31 agosto 2007

Máximo Gorki (La Madre, 1907)



Ed. EDAF, 1966

Tenía la voz baja pero firme, y en los ojos le relucía un deseo obstinado. Pelagia comprendió que su hijo estaba consagrado para siempre a un algo misterioso y terrible. En la vida, todo le había parecido siempre inevitable; se había acostumbrado a someterse sin reflexio­nar; se echó a llorar dulcemente, sin encontrar palabras en su corazón, oprimido por la angustia y la pena.

-¡Yo mismo no entiendo cómo ha sucedido! En la niñez todos me daban miedo… Cuando crecí, empecé a odiarlos… a unos, por cobardes; a otros, no sé por qué… Ahora ya no es lo mismo; creo que me dan lástima… No entiendo cómo, pero el corazón se me puso más tierno cuando supe que había una verdad para los hombres y que no todos tienen la culpa de lo ignominioso de su vida…

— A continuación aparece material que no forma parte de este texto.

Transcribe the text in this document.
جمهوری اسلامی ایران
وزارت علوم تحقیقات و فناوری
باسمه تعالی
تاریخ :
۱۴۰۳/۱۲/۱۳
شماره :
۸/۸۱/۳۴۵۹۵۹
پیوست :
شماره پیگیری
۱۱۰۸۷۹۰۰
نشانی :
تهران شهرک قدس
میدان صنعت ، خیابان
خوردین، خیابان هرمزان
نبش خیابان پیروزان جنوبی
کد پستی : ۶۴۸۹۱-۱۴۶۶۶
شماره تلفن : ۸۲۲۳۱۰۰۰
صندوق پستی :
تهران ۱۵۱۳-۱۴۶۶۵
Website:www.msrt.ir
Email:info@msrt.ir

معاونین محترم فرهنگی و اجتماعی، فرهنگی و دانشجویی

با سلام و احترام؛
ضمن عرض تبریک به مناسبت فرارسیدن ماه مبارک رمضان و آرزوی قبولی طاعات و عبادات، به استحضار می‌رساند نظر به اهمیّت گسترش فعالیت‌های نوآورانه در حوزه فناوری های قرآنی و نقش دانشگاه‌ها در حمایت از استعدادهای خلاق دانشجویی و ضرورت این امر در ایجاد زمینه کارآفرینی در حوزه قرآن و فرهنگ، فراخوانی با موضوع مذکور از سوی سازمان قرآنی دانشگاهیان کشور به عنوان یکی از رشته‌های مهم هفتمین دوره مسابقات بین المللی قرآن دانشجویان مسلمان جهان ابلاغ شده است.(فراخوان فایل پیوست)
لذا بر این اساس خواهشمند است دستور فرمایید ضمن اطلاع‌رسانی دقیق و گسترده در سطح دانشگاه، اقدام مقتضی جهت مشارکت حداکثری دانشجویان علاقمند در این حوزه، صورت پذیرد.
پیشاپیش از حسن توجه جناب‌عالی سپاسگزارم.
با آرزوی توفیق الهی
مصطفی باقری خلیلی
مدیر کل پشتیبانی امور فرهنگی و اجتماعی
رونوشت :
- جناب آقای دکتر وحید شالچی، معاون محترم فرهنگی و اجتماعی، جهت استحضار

-¿Hay en el mundo un alma que no haya sentido ofensa? A mí me han ultrajado ya tanto, que me cansé de montar en cólera. ¿Qué hará uno, si la gente no puede obrar de otro modo? Las injurias me molestan mucho, me impiden trabajar…, pero no puede uno evitarlas, y si se detiene a pensarlo, es tiempo que pierde. ¡Así es la vida! Tiempo atrás me enfadaba con todos…, luego vino la reflexión y vi que todos tenían el corazón hecho pedazos. Cada cual teme el golpe del vecino y trata de golpearle primero. ¡La vida es así, madrecita!

… Le palpitaba de ansiedad el corazón. Apréciale que sus palabras se habían disipado sin dejar huella en aquellos hombres, como gotas de lluvia cuando salpican la tierra agrietada por larga sequía…

-¡Es un muchacho difícil!... Pero ya se le pasará. Yo también he sido como él. Cuando el corazón no se quema con ardor, se le acumula dentro mucho hollín…

Aturdida, sin darse cuenta de lo que estaba viendo, la madre no quitaba los ojos de Rybin. Hablaba él, y oía ella el sonido de su voz, pero las palabras volaban sin despertar eco en el vacío tembloroso y oscuro de su corazón…

-¡Hay que ver, qué horrible! Un puñado de hombres estúpidos, golpean, ahogan y oprimen a todo el mundo para defender su funesto poder sobre el pueblo… Aumenta la ferocidad, y la crueldad se hace ley de la vida… ¡Reflexione! Unos pegan y se portan como brutos, porque tienen la impunidad asegurada, porque sienten por dentro la necesidad voluptuosa de atormentar, ese mal repugnante de los esclavos a quienes permiten manifestar sus instintos serviles y sus hábitos bestiales en toda su fuerza. Otros están envenenados por la venganza; los terceros, idiotizados a golpes, se vuelven ciegos y mudos… ¡Pervierten al pueblo, al pueblo entero!

Sonrió la madre, sin comprender… Todo lo que iba pasando no era para ella más que el prefacio, inútil y forzoso, de algo terrible, que dejaría aplastados con frío terror a todos los asistentes…

… Aquellos cuerpos debían excitar en ellos una envidia impotente y mala, una avidez ardiente de agotados y enfermos. Hacían chascar los labios y se lamentaban de no tener aquellos músculos, capaces de trabajar y enriquecer, de gozar y crear. Ahora, tales cuerpos iban a salir de la circulación activa de la vida, renunciaban a ella, no podrían ya poseerlos, aprovechar su fuerza ni devorarlos. Por eso los muchachos inspiraban a los viejos jueces la animosidad vengativa y desolada de una fiera débil que ve carne fresca, pero carece ya de energía para apresarla.

Cuando las dos mujeres se separaron, Lludmila miró a Pelagia de frente y preguntó en voz baja:
-¿Sabe que da gusto estar con usted?